If Easter is a time of reflection and rededication for those of Christian faith, then it is also a time of reflection for united Irelanders.

The much-cited “cherishing all of the children of the nation equally” is a central tenet of the manifesto that was the Proclamation of the Irish Republic, but deeper scrutiny is needed when we acknowledge that there are those who live here who do not feel part of the Irish nation. They may identify as Ulster British, they may be people who were born elsewhere and have chosen to call Ireland home.

If the Proclamation were being written today, no doubt the references to God and to Ireland as “she” and “her” would have to go. Likewise, the claims of legitimacy of the actions by referring to previous armed campaigns and the stuff about Ireland taking its place among the nations of the world. That doesn’t leave much, you’d think.

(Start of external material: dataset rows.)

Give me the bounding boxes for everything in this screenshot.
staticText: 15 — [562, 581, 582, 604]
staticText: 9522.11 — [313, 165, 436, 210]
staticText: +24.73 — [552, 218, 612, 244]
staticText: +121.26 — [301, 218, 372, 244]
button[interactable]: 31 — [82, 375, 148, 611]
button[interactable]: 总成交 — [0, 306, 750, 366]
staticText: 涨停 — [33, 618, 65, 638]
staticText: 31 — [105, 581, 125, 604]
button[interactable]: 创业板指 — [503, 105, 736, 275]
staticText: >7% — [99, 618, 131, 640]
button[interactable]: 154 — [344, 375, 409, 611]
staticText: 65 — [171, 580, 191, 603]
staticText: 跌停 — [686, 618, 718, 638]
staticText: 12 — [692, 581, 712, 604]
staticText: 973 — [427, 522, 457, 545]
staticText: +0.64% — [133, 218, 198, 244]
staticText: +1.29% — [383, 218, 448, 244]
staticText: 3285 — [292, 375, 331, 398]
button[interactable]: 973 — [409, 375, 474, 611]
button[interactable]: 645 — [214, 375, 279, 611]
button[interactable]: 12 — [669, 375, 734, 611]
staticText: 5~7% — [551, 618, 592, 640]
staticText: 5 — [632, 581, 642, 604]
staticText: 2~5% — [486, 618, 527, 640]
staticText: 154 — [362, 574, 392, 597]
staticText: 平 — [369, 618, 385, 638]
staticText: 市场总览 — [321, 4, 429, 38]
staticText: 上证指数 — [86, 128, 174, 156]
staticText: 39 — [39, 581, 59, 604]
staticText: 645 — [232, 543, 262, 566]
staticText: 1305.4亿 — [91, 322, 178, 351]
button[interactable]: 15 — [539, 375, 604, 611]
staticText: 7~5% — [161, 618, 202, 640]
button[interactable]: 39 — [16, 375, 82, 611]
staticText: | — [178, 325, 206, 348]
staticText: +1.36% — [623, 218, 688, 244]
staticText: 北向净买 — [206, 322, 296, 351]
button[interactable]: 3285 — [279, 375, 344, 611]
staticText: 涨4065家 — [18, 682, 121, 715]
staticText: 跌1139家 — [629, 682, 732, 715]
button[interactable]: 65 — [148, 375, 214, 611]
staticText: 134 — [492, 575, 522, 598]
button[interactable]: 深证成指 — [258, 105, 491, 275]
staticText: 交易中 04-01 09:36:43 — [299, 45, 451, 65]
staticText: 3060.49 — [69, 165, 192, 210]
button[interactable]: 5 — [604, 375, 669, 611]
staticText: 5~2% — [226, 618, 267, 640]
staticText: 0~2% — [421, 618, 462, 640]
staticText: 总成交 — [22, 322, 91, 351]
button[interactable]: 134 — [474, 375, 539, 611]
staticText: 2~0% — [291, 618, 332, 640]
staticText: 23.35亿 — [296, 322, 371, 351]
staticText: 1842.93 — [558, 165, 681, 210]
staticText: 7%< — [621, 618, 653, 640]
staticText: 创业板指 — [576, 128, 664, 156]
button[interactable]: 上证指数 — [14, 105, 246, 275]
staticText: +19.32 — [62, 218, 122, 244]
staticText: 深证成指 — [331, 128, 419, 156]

Actually, it leaves a lot. The Proclamation was a progressive statement of intent setting out a vision for a new Ireland. It acknowledged Ireland's Protestant minority of the time and committed to “guarantee(s) religious and civil liberty, equal rights and equal opportunities to all its citizens.”

Imagining a new Ireland has to include accepting different identities and acknowledging the fact that, despite having those different affinities of nationhood, we have one commonality of citizenship.

The discussion around identity has, for the most part, focused on a binary two traditions narrative, but that is something that we really need to expand upon.

If we truly want to integrate everyone who calls this island home into a new Ireland, then we need to expand the definition of Irishness to ensure that it embraces the cultural and traditional expressions of everyone.

When you strip out the pomp and hyperbole, united Irelanders can still have a defiant pride that the ideals of the Proclamation are as relevant now as they were 106 years ago.